Ekonomi Ekonomi Daerah

TP2DD Balikpapan Gencarkan Edukasi Digital untuk UMKM, Transaksi Nontunai Diperluas

BALIKPAPAN – Pemerintah Kota Balikpapan melalui Tim Percepatan dan Perluasan Digitalisasi Daerah (TP2DD) memperluas edukasi pemanfaatan transaksi digital bagi pelaku Usaha Mikro, Kecil, dan Menengah (UMKM) sebagai bagian dari penguatan inklusi keuangan dan percepatan transformasi ekonomi digital di tingkat masyarakat.
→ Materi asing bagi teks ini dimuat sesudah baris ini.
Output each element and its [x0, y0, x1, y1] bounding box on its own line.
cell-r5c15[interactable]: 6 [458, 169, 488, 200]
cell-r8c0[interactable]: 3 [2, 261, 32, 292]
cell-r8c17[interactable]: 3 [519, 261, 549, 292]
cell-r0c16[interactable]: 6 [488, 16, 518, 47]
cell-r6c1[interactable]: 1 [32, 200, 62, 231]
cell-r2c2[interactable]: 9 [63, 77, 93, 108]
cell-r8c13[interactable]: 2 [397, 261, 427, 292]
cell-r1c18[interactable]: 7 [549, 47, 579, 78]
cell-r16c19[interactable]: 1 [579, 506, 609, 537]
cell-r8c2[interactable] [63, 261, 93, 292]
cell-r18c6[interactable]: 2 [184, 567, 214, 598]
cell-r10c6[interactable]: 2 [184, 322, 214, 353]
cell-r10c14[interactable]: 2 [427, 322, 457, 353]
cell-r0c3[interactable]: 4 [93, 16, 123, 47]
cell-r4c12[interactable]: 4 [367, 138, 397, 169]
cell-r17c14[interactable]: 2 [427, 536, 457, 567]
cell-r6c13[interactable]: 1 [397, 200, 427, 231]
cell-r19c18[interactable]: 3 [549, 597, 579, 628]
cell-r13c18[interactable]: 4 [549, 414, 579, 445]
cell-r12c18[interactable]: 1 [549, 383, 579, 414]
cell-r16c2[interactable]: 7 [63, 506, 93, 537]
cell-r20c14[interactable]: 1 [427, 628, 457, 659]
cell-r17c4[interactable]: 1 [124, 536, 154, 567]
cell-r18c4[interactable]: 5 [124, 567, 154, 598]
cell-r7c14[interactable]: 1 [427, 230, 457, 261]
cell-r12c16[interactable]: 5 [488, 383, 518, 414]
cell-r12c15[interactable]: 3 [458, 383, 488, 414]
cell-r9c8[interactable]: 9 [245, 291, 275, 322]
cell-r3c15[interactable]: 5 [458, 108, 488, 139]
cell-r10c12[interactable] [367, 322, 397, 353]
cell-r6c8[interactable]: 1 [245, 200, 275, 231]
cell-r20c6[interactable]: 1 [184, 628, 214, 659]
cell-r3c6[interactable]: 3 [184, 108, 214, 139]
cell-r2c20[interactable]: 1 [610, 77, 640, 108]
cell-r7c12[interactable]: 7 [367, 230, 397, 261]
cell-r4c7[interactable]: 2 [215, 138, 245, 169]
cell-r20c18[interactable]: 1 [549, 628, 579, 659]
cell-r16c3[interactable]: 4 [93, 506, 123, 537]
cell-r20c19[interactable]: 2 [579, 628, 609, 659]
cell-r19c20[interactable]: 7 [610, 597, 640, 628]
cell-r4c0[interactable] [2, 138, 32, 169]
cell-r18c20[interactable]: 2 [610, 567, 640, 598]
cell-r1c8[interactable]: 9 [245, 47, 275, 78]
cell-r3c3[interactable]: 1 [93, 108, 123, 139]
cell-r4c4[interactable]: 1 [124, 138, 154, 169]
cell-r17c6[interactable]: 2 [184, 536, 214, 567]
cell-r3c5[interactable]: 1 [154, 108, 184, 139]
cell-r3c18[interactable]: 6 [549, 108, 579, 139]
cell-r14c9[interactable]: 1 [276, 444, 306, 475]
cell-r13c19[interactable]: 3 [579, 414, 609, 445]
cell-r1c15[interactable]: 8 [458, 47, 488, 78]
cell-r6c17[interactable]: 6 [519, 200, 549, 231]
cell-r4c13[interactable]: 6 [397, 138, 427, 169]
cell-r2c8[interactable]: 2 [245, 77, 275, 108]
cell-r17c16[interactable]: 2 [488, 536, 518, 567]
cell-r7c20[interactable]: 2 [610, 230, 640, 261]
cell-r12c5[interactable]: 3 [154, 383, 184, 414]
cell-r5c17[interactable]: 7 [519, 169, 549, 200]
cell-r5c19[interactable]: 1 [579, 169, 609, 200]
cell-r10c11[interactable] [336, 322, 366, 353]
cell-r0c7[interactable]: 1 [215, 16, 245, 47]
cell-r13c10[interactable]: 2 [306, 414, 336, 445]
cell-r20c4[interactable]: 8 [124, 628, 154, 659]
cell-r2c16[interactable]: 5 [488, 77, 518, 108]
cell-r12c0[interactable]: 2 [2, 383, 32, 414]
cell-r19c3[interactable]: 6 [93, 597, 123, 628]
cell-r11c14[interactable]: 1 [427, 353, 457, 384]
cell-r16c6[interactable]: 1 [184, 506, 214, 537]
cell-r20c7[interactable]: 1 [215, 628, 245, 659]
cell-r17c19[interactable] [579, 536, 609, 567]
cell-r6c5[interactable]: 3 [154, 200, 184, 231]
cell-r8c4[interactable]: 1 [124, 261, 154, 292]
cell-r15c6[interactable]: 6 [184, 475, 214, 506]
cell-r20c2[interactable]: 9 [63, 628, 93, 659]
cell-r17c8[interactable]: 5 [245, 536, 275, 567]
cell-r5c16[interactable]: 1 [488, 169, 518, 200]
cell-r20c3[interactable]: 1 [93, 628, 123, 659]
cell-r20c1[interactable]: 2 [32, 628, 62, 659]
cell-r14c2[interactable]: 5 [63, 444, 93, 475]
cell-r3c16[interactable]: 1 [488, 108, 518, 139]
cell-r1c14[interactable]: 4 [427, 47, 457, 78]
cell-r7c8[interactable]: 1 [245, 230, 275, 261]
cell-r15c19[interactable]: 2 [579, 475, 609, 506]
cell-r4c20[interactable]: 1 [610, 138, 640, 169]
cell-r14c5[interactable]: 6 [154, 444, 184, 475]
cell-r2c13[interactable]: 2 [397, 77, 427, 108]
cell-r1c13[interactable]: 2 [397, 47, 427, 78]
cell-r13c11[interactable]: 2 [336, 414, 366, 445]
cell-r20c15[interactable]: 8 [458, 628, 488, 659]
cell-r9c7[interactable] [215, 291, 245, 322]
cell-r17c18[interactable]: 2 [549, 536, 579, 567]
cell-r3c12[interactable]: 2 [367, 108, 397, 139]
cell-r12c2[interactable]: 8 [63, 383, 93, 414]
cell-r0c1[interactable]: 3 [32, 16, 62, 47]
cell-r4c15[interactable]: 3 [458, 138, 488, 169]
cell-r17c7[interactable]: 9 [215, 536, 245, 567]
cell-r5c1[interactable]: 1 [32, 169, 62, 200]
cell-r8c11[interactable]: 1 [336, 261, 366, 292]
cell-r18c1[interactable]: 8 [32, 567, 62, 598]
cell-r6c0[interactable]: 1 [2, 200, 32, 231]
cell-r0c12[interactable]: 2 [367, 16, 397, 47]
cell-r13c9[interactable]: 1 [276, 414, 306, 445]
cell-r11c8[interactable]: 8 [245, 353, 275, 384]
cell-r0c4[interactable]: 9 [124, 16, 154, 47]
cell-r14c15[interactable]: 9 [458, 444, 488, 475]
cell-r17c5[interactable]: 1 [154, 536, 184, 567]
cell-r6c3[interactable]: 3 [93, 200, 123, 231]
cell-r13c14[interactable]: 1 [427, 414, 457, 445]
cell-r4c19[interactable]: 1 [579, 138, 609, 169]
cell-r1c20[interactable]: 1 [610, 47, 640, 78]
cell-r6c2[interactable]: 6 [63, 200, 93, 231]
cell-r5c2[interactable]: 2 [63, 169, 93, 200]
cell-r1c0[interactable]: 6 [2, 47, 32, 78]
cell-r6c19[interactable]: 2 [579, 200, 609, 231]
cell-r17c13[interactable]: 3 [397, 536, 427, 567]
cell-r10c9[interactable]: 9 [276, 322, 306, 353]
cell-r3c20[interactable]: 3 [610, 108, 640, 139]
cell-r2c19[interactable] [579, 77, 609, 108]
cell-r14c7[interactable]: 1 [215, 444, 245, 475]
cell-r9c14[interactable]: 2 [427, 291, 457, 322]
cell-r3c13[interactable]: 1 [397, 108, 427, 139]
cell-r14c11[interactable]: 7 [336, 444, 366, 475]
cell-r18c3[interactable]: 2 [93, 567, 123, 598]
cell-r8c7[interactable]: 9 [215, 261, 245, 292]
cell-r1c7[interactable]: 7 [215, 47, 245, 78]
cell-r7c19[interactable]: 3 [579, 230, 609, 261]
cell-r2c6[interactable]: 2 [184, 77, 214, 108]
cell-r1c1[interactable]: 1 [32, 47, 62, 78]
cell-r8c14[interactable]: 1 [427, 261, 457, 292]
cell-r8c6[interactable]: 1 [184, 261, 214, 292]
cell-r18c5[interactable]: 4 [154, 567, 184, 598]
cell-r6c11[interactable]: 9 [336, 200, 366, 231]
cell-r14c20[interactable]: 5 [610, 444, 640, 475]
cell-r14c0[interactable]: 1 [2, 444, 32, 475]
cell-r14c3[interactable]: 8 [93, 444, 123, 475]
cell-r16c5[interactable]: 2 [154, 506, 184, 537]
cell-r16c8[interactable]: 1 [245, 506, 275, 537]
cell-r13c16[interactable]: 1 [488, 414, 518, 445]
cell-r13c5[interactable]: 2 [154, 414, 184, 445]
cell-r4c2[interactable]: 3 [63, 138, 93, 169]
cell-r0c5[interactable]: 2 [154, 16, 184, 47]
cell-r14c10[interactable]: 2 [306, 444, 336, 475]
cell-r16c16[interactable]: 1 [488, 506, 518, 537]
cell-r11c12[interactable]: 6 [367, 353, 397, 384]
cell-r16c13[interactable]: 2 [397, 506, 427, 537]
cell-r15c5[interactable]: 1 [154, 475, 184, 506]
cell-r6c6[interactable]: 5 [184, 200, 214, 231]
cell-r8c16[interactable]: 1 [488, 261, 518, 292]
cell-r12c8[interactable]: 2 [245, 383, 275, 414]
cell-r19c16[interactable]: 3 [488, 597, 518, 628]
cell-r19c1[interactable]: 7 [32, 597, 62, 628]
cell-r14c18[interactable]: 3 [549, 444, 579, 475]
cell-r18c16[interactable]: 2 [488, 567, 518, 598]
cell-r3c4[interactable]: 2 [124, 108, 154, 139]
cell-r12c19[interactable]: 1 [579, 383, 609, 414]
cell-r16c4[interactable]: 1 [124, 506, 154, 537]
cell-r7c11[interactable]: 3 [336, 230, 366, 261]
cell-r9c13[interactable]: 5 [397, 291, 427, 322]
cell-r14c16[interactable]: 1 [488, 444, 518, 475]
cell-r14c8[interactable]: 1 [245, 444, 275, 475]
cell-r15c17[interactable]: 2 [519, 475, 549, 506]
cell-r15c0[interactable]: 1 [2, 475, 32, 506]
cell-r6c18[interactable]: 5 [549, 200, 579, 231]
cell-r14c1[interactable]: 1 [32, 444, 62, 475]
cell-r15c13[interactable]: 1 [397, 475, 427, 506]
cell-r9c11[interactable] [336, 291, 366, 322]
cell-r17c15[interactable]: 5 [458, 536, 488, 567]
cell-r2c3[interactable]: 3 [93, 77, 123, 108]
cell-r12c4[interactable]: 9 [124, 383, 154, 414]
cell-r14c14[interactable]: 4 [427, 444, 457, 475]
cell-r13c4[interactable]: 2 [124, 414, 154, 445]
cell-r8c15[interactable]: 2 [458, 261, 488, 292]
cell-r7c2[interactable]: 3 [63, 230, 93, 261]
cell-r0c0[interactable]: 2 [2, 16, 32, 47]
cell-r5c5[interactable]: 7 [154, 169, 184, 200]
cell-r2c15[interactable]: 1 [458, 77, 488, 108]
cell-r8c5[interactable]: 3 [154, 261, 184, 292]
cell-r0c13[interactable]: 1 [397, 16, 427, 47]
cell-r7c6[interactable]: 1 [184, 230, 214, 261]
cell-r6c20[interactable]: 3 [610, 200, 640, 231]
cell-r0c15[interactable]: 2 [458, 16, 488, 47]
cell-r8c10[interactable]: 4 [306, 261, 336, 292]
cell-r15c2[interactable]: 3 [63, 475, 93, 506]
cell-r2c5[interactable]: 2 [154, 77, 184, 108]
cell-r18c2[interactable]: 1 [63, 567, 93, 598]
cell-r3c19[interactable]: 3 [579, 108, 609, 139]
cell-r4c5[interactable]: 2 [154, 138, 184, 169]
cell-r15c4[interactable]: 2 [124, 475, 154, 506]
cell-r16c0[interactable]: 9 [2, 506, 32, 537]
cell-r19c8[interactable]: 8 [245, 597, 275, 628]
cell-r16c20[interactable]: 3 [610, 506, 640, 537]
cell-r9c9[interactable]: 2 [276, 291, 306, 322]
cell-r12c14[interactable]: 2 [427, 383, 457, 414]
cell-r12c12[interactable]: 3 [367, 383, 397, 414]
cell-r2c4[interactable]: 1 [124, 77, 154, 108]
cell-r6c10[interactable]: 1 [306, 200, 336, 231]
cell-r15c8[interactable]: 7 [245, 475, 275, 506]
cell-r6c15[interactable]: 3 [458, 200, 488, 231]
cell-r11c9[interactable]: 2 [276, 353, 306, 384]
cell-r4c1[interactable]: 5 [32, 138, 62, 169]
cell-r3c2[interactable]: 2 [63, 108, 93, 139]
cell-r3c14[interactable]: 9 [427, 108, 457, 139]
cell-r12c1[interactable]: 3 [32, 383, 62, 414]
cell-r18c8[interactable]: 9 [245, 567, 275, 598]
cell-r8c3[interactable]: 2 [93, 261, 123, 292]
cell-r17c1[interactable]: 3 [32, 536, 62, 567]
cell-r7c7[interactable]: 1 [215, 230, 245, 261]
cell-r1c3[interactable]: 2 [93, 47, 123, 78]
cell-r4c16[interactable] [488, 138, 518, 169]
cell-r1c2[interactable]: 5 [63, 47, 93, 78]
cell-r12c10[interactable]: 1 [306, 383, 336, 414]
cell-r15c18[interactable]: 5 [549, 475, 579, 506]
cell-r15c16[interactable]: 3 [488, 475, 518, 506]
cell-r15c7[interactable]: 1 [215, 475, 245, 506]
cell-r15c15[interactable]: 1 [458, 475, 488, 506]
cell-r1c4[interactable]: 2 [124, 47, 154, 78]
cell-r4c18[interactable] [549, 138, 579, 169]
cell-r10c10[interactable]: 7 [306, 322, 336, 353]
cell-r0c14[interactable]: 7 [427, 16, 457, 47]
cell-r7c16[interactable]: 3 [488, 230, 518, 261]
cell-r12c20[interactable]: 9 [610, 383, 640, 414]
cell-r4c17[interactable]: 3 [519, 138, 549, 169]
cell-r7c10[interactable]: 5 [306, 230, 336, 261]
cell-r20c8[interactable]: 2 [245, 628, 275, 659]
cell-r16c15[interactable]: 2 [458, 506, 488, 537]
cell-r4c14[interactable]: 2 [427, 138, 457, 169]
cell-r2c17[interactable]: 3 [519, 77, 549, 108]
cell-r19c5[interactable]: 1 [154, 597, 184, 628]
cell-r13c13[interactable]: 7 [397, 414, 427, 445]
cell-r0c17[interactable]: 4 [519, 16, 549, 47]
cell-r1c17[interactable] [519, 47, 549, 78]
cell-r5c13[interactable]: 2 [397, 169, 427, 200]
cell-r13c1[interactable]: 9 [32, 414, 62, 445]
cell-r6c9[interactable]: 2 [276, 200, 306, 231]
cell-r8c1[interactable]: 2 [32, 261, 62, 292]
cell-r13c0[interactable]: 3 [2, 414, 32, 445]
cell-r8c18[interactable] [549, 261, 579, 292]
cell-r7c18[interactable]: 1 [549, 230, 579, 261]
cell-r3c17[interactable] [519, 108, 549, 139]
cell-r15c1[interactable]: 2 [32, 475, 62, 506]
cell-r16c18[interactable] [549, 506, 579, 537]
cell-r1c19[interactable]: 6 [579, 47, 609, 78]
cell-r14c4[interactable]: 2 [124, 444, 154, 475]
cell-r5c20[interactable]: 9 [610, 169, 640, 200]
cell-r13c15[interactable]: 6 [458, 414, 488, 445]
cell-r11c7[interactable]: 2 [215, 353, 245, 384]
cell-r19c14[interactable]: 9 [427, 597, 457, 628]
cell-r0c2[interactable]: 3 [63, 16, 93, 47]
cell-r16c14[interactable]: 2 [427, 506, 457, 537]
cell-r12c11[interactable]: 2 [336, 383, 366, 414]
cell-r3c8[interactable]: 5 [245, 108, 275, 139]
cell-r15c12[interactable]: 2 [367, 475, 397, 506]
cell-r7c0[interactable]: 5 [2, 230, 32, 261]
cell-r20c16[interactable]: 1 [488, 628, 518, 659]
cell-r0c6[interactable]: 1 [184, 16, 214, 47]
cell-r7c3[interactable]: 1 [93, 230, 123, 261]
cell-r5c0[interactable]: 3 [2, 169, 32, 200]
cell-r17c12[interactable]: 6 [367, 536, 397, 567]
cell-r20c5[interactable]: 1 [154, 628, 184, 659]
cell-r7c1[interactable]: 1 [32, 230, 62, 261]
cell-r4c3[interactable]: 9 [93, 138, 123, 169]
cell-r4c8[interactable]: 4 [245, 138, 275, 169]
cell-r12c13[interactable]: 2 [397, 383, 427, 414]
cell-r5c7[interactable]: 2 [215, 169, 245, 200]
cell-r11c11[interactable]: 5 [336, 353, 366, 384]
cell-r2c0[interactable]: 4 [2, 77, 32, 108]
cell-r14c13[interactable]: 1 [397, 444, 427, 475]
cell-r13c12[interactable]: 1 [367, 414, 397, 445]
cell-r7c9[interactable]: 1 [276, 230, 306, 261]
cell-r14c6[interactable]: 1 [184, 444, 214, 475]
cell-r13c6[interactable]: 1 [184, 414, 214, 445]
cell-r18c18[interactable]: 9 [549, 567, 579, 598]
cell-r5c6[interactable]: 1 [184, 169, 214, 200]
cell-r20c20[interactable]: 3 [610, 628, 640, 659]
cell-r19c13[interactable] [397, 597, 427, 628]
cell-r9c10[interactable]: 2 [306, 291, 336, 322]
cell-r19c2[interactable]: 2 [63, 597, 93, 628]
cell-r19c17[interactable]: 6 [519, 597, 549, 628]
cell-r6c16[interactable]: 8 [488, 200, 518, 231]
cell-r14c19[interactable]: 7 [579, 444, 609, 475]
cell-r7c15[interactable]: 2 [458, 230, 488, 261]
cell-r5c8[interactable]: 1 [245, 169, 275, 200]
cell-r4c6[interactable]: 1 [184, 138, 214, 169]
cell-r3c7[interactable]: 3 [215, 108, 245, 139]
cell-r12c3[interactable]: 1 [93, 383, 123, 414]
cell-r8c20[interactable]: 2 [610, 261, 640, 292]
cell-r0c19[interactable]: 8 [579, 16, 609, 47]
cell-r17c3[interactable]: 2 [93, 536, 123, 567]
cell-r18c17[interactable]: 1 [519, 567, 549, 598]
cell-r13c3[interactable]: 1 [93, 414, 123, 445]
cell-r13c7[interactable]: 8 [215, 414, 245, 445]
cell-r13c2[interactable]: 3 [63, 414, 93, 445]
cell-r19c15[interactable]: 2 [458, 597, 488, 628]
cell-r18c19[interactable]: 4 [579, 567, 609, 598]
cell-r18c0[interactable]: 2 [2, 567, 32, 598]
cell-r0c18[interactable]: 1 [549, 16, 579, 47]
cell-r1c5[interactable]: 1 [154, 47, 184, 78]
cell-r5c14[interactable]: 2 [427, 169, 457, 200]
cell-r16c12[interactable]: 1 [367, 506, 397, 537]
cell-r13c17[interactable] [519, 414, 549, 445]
Program ini menyasar pelaku usaha kecil di berbagai wilayah, termasuk pasar tradisional dan pedagang kaki lima, dengan tujuan meningkatkan pemahaman penggunaan sistem pembayaran nontunai sekaligus memperluas akses masyarakat terhadap layanan keuangan digital yang aman dan mudah digunakan.

Kepala Badan Pengelola Pajak Daerah dan Retribusi Daerah (BPPDRD) Kota Balikpapan, Idham Mustari mengatakan, edukasi menjadi langkah penting agar transformasi digital tidak hanya dinikmati kelompok tertentu, tetapi menjangkau seluruh lapisan masyarakat, khususnya pelaku usaha kecil.

“Kami terjun langsung ke lapangan untuk memberikan pendampingan kepada para pelaku UMKM. Sosialisasi ini bukan sekadar teori, melainkan praktik nyata penggunaan kanal pembayaran digital di tempat usaha mereka,” ujarnya, Jumat (10/04).

Menurut Idham, penguatan literasi digital di kalangan UMKM diharapkan mampu meningkatkan daya saing usaha sekaligus memperluas akses pelaku usaha terhadap layanan keuangan formal, termasuk sistem perbankan dan pembiayaan resmi.

Pemerintah daerah juga menggencarkan sosialisasi secara langsung melalui pendampingan di lapangan dengan melibatkan berbagai unsur masyarakat agar proses adaptasi terhadap transaksi digital berjalan lebih cepat dan mudah dipahami.

Petugas memberikan edukasi penggunaan berbagai platform pembayaran digital, mulai dari sistem pemindaian kode QR hingga aplikasi transaksi berbasis telepon seluler. Pendekatan tersebut dilakukan untuk membantu pelaku usaha memahami proses transaksi digital secara praktis dan aman.

Selain mempermudah transaksi, sistem digital dinilai dapat membantu pelaku UMKM mengelola pencatatan usaha secara lebih rapi karena transaksi tersimpan otomatis dan dapat dipantau sewaktu-waktu sebagai bahan evaluasi perkembangan usaha.

“Harapan kami, seluruh lapisan masyarakat Balikpapan semakin percaya diri menggunakan teknologi. Ketahanan ekonomi kita akan jauh lebih kuat jika pondasi digital di tingkat bawah sudah terbentuk dengan kokoh,” tambahnya.